1. Authentication and Identification Users must prove they are who they say they are by providing, validating or accessing some type of shared information.
- Does the digital signature service require users to prove their identity before applying an electronic signature to a document?
- How strong is the authentication method? Does the system require that a user only receive an email, or does it require them to enter a PIN or password, or enter a code delivered to their mobile device?
- Can documents be accessed without authentication after signature?
2. Audit Trail A feature that tracks the actions of signers and documents in each transaction to provide evidence of the entire transaction taking place.
- Does the signature solution track every event in the signature process?
- How detailed are the events being stored? What information is kept?
- How is the audit trail stored? Is it secured against tampering?
3. Notice and Consent ESIGN and other laws require that users know they are engaging in an electronic signature process and must be able to opt out.
- Is the user presented with an appropriate and visible notice about using electronic signatures?
- Is the user given an opportunity to decline to use the service?
- Is the consent to use e-signatures presented clearly?
- Is the user's consent tracked as an auditable action?
4. Signature and Intent The user must take an action to electronically sign documents to clearly indicate the intention to sign.
- How is the user prompted to sign a document?
- Does the process clearly communicate intent?
- How is the document viewed by a user? Is it the same as the final signed or printed version? Does the document change as part of the signature process?
5. Association The signature must be linked to the data or records being signed to prove the connection between them.
- How is the signature linked to the documents being signed?
- Does the association of the signature rely on standards or proprietary solutions?
6. Integrity A user’s signature must be tied to the version of the document they are looking at during signing, and documents must remain the same after they sign.
- How are documents protected during signing?
- Does the service provide strong tamper evidence for the documents after they are signed?
- Can the service protect and also prove the integrity of a document at any point from the first signature to the last?
7. Verification Independence You should choose a vendor that does not require an ongoing contract to validate signatures.
- What format are the signatures and documents produced in? Are they proprietary?
- Are documents and signatures human-readable and also accessible using free PDF viewing software?
- Is each electronic signature part of the document?
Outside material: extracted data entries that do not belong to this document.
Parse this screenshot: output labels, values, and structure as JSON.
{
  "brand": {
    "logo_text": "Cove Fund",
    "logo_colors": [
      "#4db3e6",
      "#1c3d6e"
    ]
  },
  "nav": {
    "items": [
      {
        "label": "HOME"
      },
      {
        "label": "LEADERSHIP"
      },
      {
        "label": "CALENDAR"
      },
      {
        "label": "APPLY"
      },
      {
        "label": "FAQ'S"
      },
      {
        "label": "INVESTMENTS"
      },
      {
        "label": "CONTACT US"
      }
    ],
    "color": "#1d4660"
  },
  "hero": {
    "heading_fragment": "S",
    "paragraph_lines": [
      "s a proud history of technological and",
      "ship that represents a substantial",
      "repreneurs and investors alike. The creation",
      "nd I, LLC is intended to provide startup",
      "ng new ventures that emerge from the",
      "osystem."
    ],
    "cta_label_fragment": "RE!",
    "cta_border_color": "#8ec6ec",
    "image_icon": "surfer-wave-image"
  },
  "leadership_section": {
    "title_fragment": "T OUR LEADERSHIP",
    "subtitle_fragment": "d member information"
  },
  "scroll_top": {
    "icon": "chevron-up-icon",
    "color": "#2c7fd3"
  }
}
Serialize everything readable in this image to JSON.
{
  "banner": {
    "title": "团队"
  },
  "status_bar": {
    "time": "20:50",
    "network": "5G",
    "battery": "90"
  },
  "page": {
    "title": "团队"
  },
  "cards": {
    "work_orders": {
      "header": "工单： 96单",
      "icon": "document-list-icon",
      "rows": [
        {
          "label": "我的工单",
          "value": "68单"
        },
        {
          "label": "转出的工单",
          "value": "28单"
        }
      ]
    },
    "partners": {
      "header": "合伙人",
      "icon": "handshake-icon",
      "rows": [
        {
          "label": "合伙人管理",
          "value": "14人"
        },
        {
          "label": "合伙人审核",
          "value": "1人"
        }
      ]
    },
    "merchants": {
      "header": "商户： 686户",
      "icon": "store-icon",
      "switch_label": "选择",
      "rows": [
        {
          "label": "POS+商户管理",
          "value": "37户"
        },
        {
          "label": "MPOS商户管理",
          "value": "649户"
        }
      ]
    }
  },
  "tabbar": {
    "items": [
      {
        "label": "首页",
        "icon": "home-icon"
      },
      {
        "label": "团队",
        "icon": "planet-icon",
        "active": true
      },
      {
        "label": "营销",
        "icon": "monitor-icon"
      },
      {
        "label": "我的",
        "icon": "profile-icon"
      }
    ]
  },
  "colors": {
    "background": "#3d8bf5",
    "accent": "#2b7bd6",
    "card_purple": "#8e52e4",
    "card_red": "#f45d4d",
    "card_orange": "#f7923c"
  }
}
Do the signatures inherently provide integrity to the document?
- Can individual signatures be validated without having to go back to the vendor that produced them?
- Do the signatures comply with international cryptographic and document standards, such as RSA, DSA, SHA, PAdES and PDF?
8. Long-term standing Signatures should be based on standards to be considered valid not just today but decades down the road.
- Can the electronic signatures be validated long term?
- Does the digital signature service use technology that is based on standards and can be validated into the future?
- Are the systems used for signing proprietary to the vendor or based on established cryptographic tools?